In 1982, the Drake hotel accommodated singers Karen Carpenter and Olivia Newton-John.

===Venues===

The Drake Room, opened in 1945, was the Drake's restaurant, presided over by Beniamino Schiavon ("Mr. Nino of the Drake") from its opening until 1968. Cy Walter played piano from its opening to 1951, and then from 1959 until his death in 1968.

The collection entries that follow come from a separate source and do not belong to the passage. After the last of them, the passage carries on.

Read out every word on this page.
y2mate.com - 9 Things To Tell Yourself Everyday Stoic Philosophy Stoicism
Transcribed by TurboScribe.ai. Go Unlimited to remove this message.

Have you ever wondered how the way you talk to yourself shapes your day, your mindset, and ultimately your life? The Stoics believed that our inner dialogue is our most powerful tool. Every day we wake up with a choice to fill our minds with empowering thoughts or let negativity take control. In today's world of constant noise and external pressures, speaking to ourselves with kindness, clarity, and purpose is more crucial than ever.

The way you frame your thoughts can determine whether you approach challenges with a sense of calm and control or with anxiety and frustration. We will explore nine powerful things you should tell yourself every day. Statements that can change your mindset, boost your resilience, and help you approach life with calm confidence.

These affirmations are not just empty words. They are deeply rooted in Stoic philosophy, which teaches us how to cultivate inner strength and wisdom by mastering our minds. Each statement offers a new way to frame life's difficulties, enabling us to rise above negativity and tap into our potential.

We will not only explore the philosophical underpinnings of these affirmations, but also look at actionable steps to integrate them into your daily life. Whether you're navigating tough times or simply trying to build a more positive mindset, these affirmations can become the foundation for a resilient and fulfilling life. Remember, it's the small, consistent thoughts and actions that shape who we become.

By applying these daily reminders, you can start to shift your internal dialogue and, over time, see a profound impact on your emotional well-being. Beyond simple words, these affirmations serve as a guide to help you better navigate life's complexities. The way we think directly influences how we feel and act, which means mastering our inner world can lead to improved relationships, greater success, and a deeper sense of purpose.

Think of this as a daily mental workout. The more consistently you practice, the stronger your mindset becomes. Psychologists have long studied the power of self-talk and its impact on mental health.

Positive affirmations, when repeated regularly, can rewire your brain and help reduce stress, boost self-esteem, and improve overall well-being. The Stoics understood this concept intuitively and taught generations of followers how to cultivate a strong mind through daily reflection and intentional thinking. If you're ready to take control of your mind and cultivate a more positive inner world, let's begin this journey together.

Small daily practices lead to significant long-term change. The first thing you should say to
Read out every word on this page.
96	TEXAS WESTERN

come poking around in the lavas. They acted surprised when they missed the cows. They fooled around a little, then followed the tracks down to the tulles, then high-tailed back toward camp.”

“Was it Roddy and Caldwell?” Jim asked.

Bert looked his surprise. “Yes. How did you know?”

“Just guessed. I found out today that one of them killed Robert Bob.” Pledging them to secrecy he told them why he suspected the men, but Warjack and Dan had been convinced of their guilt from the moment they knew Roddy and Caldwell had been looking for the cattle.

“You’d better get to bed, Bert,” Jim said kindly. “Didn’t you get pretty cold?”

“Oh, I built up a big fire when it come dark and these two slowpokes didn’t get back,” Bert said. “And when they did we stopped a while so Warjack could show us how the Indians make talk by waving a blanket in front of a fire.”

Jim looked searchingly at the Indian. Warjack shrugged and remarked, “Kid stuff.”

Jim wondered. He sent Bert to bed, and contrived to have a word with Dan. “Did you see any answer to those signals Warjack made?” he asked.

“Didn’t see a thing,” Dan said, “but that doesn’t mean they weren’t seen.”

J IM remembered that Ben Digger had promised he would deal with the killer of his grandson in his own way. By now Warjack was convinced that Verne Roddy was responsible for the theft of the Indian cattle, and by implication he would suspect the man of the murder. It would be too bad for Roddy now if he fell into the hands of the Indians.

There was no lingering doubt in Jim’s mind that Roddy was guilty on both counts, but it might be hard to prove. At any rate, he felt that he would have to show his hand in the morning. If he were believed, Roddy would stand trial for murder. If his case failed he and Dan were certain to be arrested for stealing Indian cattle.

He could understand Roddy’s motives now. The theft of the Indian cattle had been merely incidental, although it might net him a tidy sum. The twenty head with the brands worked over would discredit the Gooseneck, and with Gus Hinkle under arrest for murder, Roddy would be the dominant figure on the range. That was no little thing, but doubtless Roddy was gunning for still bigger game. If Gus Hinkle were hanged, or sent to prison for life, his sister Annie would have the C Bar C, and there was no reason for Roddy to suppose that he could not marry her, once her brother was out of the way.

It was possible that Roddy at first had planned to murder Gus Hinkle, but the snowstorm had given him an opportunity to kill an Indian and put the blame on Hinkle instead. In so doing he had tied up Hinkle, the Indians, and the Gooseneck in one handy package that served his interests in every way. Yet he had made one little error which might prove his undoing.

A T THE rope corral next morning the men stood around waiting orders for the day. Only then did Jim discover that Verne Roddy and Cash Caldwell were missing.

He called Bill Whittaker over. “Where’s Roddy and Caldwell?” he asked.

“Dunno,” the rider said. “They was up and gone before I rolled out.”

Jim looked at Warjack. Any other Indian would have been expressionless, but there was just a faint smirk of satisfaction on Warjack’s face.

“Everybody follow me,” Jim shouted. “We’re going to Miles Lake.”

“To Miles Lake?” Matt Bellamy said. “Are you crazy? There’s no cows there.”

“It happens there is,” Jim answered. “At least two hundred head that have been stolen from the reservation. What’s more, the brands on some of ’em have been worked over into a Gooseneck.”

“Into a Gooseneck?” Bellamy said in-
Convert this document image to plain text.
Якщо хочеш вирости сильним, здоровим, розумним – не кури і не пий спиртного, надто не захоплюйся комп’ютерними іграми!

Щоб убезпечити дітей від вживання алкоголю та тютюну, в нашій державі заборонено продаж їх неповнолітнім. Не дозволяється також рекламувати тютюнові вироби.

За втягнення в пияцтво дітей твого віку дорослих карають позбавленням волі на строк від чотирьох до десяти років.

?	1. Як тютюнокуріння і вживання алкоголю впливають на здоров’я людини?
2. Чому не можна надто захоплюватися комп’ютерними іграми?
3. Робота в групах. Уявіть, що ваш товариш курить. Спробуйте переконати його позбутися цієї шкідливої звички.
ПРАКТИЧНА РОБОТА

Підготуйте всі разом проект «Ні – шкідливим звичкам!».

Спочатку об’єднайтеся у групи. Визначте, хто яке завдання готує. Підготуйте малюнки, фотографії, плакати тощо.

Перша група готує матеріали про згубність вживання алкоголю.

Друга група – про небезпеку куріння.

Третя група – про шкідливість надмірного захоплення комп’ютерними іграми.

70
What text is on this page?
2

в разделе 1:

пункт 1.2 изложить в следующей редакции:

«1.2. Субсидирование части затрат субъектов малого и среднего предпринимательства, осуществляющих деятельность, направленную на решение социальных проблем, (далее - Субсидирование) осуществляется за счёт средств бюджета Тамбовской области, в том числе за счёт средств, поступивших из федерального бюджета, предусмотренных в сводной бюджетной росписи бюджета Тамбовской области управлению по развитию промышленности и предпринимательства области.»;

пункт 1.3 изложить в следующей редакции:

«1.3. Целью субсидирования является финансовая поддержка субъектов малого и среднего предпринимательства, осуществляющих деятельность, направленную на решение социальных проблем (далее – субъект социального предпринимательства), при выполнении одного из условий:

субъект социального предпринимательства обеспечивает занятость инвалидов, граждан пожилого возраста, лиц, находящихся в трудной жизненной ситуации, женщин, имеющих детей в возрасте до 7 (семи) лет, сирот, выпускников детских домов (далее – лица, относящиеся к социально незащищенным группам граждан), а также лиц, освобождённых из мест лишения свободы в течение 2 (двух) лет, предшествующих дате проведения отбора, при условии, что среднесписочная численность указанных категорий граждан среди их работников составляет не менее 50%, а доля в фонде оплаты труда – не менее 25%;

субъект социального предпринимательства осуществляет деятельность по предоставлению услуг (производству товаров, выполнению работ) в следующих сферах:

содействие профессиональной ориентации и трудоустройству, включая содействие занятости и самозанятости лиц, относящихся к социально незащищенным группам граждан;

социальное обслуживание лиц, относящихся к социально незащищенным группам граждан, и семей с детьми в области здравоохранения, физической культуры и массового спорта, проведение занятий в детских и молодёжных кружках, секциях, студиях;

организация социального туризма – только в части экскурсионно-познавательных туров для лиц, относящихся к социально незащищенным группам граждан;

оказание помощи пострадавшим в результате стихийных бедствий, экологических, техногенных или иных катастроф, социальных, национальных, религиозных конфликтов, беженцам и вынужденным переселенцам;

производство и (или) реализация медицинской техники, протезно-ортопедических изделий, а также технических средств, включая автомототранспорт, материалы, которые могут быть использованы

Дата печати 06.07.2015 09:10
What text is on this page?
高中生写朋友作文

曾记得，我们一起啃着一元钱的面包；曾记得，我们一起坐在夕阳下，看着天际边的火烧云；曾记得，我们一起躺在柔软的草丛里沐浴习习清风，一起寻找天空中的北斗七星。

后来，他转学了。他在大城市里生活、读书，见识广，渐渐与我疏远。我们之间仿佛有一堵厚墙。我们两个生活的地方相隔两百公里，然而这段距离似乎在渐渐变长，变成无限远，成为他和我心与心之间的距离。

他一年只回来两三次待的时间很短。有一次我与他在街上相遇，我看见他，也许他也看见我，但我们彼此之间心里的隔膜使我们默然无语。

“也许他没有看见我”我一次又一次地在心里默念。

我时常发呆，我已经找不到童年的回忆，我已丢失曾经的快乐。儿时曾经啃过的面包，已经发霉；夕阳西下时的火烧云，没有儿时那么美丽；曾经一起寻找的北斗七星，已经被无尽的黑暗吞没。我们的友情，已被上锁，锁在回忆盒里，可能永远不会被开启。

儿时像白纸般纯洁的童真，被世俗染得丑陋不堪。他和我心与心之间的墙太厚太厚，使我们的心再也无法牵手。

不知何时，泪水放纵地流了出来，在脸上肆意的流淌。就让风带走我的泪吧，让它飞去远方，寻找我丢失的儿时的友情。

The Drake's nightclub, Shepheard's, was touted as New York's first discotheque and the most fashionable of the mid-1960s with celebrities like Lee Radziwill and Julie Newmar dancing to a disc jockey until 3 a.m. seven days a week, despite its tiny dance floor. The club even had printed and distributed cards entitled, “How to Do the Newest Discotheque Dances at Shepheard's in New York's Drake Hotel” with step-by-step instructions to dance the Jerk, Watusi, Frug and the Monkey.

===Demolition and redevelopment===
The hotel was acquired in the early 1980s by the Swissotel company of Zurich, which renamed it Swissotel The Drake and undertook a $52 million room-by-room renovation of the building. The hotel received positive national exposure, as the syndicated talk show Donahue used the hotel to accommodate the show's guests, in exchange for a mention of it on each episode. Renovations were completed in 1991. In 2006 the hotel was sold for $440 million (equivalent to $ million in ) to developer Harry Macklowe. It was demolished in 2007, and the site became one of New York's most valuable development sites in 2011. In mid-2012, construction began on a 1398 ft residential skyscraper, 432 Park Avenue, on the site. Designed by Rafael Viñoly, the tower topped out in October 2014, becoming the tallest building in New York City by roof height, and the tallest residential building in the Western Hemisphere at the time of its completion.